My view is that lu does the right thing. If you want to compute in Float16, the language should let you. I think this is likely an unintended consequence of that line. It would
seem that
@inline choltype(A) = typeof(sqrt(oneunit(eltype(A)))
would make more sense.
However, I’m not clear that it would not break something else.
I can make a guess for the reason, which makes this a bug. In the cholesky.jl code,
# The dispatch structure in the cholesky, and cholesky! methods is a bit
# complicated and some explanation is therefore provided in the following
#
# In the methods below, LAPACK is called when possible, i.e. StridedMatrices with Float32,
# Float64, ComplexF32, and ComplexF64 element types.
My guess it that choltype was originally intended to ensure at least Float32 for the LAPACK branch, but is accidentally used even for the types that don’t get sent to LAPACK. In fact, later in the same comments,
# FixMe? The dispatch below seems overly complicated. One simplification could be to
# merge the two Cholesky types into one.
So I believe the correct fix would be to keep both yours and the original version (e.g. by naming choltypeforlapack or by dispatch). As you say, it’s not clear if your fix would break something else, but I would label the current non-LAPACK behavior a bug.
I think there are two issues at play. First thing is that the LAPACK implementation that julia uses doesn’t have float16 routines which is probably why it has to get promoted, the other is that julia currently has a compiler pass to promote Float16 computations to Float32.
One thing that could be done is to truncate the result after doing the LAPACK routine so the user gets a Float16 back.
I think in a previous thread you opened I gave more details Half precision
Strange. Everything works as I would expect with lu. In particular, lu! takes a long time in Float16 because Float16 computations are done in software.
However, cholesky seems to do all of its work in Float32, so the matrix gets promoted on the way in before LAPACK. You can see that the timings are much closer than for lu. That promotion makes some sense given LAPACK’s limits. Why is lu different?
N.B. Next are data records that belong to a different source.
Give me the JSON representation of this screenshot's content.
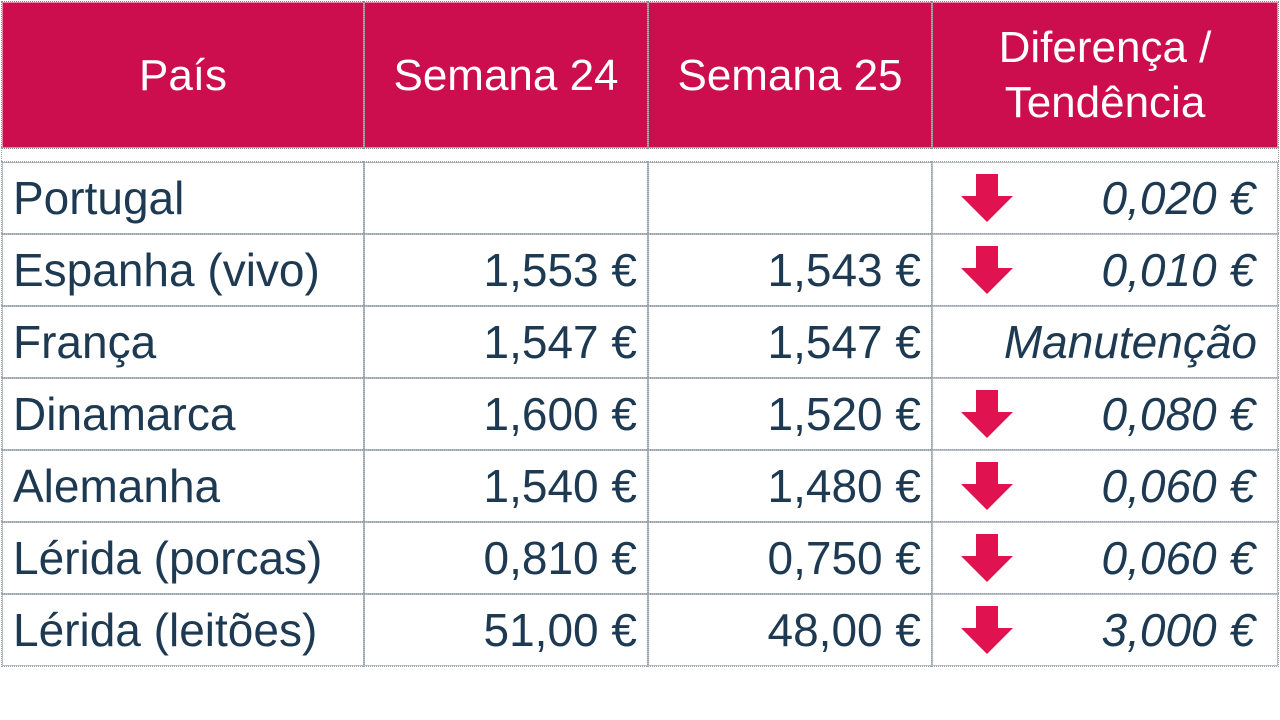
{
  "colors": {
    "header_bg": "#cc0e4e",
    "header_text": "#ffffff",
    "body_text": "#1d3a52",
    "arrow": "#e0124f"
  },
  "table": {
    "headers": {
      "country": "País",
      "week24": "Semana 24",
      "week25": "Semana 25",
      "diff_line1": "Diferença /",
      "diff_line2": "Tendência"
    },
    "rows": [
      {
        "country": "Portugal",
        "week24": "",
        "week25": "",
        "trend": "down",
        "diff": "0,020 €"
      },
      {
        "country": "Espanha (vivo)",
        "week24": "1,553 €",
        "week25": "1,543 €",
        "trend": "down",
        "diff": "0,010 €"
      },
      {
        "country": "França",
        "week24": "1,547 €",
        "week25": "1,547 €",
        "trend": "none",
        "diff": "Manutenção"
      },
      {
        "country": "Dinamarca",
        "week24": "1,600 €",
        "week25": "1,520 €",
        "trend": "down",
        "diff": "0,080 €"
      },
      {
        "country": "Alemanha",
        "week24": "1,540 €",
        "week25": "1,480 €",
        "trend": "down",
        "diff": "0,060 €"
      },
      {
        "country": "Lérida (porcas)",
        "week24": "0,810 €",
        "week25": "0,750 €",
        "trend": "down",
        "diff": "0,060 €"
      },
      {
        "country": "Lérida (leitões)",
        "week24": "51,00 €",
        "week25": "48,00 €",
        "trend": "down",
        "diff": "3,000 €"
      }
    ],
    "trend_icon": "down-arrow-icon"
  }
}
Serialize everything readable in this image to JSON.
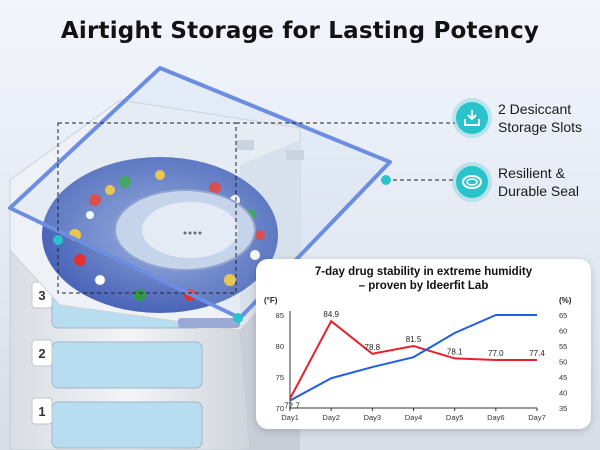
{
  "headline": "Airtight Storage for Lasting Potency",
  "tray_labels": [
    "3",
    "2",
    "1"
  ],
  "features": [
    {
      "icon": "desiccant-tray-icon",
      "line1": "2 Desiccant",
      "line2": "Storage Slots"
    },
    {
      "icon": "seal-ring-icon",
      "line1": "Resilient &",
      "line2": "Durable Seal"
    }
  ],
  "colors": {
    "accent": "#29c3cc",
    "blue_series": "#1f5fe0",
    "red_series": "#e8202a"
  },
  "chart_data": {
    "type": "line",
    "title_line1": "7-day drug stability in extreme humidity",
    "title_line2": "– proven by Ideerfit Lab",
    "categories": [
      "Day1",
      "Day2",
      "Day3",
      "Day4",
      "Day5",
      "Day6",
      "Day7"
    ],
    "left_axis": {
      "unit": "(°F)",
      "ticks": [
        70,
        75,
        80,
        85
      ],
      "range": [
        70,
        85
      ]
    },
    "right_axis": {
      "unit": "(%)",
      "ticks": [
        35,
        40,
        45,
        50,
        55,
        60,
        65
      ],
      "range": [
        35,
        65
      ]
    },
    "series": [
      {
        "axis": "right",
        "color": "#e8202a",
        "values": [
          72.7,
          84.9,
          78.8,
          81.5,
          78.1,
          77.0,
          77.4
        ],
        "labels": [
          "72.7",
          "84.9",
          "78.8",
          "81.5",
          "78.1",
          "77.0",
          "77.4"
        ],
        "plot": [
          38,
          63,
          52.5,
          55,
          51,
          50.5,
          50.5
        ]
      },
      {
        "axis": "left",
        "color": "#1f5fe0",
        "plot": [
          71.2,
          74.8,
          76.6,
          78.2,
          82.1,
          85.0,
          85.0
        ]
      }
    ]
  }
}
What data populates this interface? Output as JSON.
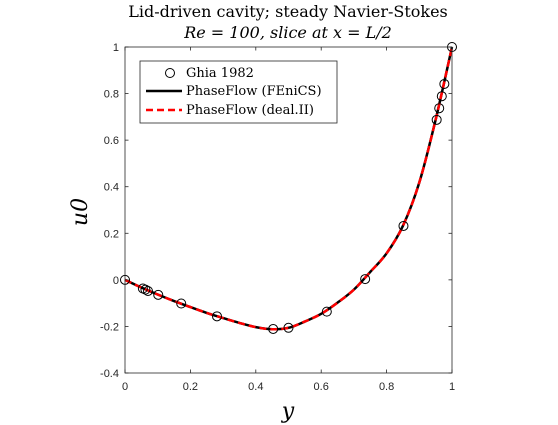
{
  "chart_data": {
    "type": "line",
    "title_lines": [
      "Lid-driven cavity; steady Navier-Stokes",
      "Re = 100, slice at x = L/2"
    ],
    "xlabel": "y",
    "ylabel": "u0",
    "xlim": [
      0,
      1
    ],
    "ylim": [
      -0.4,
      1
    ],
    "x_ticks": [
      0,
      0.2,
      0.4,
      0.6,
      0.8,
      1
    ],
    "x_tick_labels": [
      "0",
      "0.2",
      "0.4",
      "0.6",
      "0.8",
      "1"
    ],
    "y_ticks": [
      -0.4,
      -0.2,
      0,
      0.2,
      0.4,
      0.6,
      0.8,
      1
    ],
    "y_tick_labels": [
      "-0.4",
      "-0.2",
      "0",
      "0.2",
      "0.4",
      "0.6",
      "0.8",
      "1"
    ],
    "grid": false,
    "legend_position": "top-left",
    "series": [
      {
        "name": "Ghia 1982",
        "style": "markers-circle",
        "color": "#000000",
        "x": [
          0,
          0.0547,
          0.0625,
          0.0703,
          0.1016,
          0.1719,
          0.2813,
          0.4531,
          0.5,
          0.6172,
          0.7344,
          0.8516,
          0.9531,
          0.9609,
          0.9688,
          0.9766,
          1
        ],
        "y": [
          0,
          -0.03717,
          -0.04192,
          -0.04775,
          -0.06434,
          -0.1015,
          -0.15662,
          -0.2109,
          -0.20581,
          -0.13641,
          0.00332,
          0.23151,
          0.68717,
          0.73722,
          0.78871,
          0.84123,
          1
        ]
      },
      {
        "name": "PhaseFlow (FEniCS)",
        "style": "solid",
        "color": "#000000",
        "x": [
          0,
          0.05,
          0.1,
          0.15,
          0.2,
          0.25,
          0.3,
          0.35,
          0.4,
          0.45,
          0.5,
          0.55,
          0.6,
          0.65,
          0.7,
          0.75,
          0.8,
          0.85,
          0.9,
          0.95,
          1
        ],
        "y": [
          0,
          -0.033,
          -0.063,
          -0.091,
          -0.117,
          -0.142,
          -0.164,
          -0.185,
          -0.203,
          -0.212,
          -0.206,
          -0.179,
          -0.146,
          -0.098,
          -0.042,
          0.034,
          0.114,
          0.232,
          0.418,
          0.688,
          1
        ]
      },
      {
        "name": "PhaseFlow (deal.II)",
        "style": "dashed",
        "color": "#ff0000",
        "x": [
          0,
          0.05,
          0.1,
          0.15,
          0.2,
          0.25,
          0.3,
          0.35,
          0.4,
          0.45,
          0.5,
          0.55,
          0.6,
          0.65,
          0.7,
          0.75,
          0.8,
          0.85,
          0.9,
          0.95,
          1
        ],
        "y": [
          0,
          -0.033,
          -0.063,
          -0.091,
          -0.117,
          -0.142,
          -0.164,
          -0.185,
          -0.203,
          -0.212,
          -0.206,
          -0.179,
          -0.146,
          -0.098,
          -0.042,
          0.034,
          0.114,
          0.232,
          0.418,
          0.688,
          1
        ]
      }
    ]
  }
}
Somehow I can’t get cholesky! to work right with @btime.
julia> A=rand(Float32,1000,1000); A ./= opnorm(A);
julia> B=I + Hermitian(A*A); B16=Float16.(B);
julia> @btime cholesky($B);
3.025 ms (4 allocations: 3.81 MiB)
julia> @btime cholesky($B16);
3.386 ms (4 allocations: 3.81 MiB)
The type promotion to at least Float32 is indeed to make use of LAPACK. Converting back down to Float16 was implemented in https://github.com/JuliaLang/julia/pull/41352 and is going to be available in v1.8.
That’s good news. But @ctkelley note that this still promotes and computes in Float32 and then converts the output down to Float16. It still promotes in choltype, whether for LAPACK or generic. In this sense it’s still different from lu. It does ensures the right type is returned, but if what you want is a true Float16 emulation, the precision here may actually be a bit higher.
The main reason for using Float16 and such is performance.
Converting it to Float32, paying the run time tax and then going back is the worse.
Something like not having the cake and not eating it.
If it is an intermediate phase as the current implementations (LAPACK) doesn’t support Float16 it is OK. But the end goal should be that using Float16 must be faster than Float32 and might be less accurate.
Is there a plan for native Linear Algebra wide support for Float16?
You forget one important element for performance - Throughput.
While the execution ports of most CPU’s doesn’t support Float16 natively, for most Linear Algebra operation the issue isn’t the rate of execution but the memory bandwidth which is effectively multiplied (Unless in memory in Julia array of Float16 isn’t dense).
But what I wrote was the end goal. We’re also during intermediate phase in CPU’s as well.
But what I wrote would have happened on CPU’s with Float16 support, so it holds.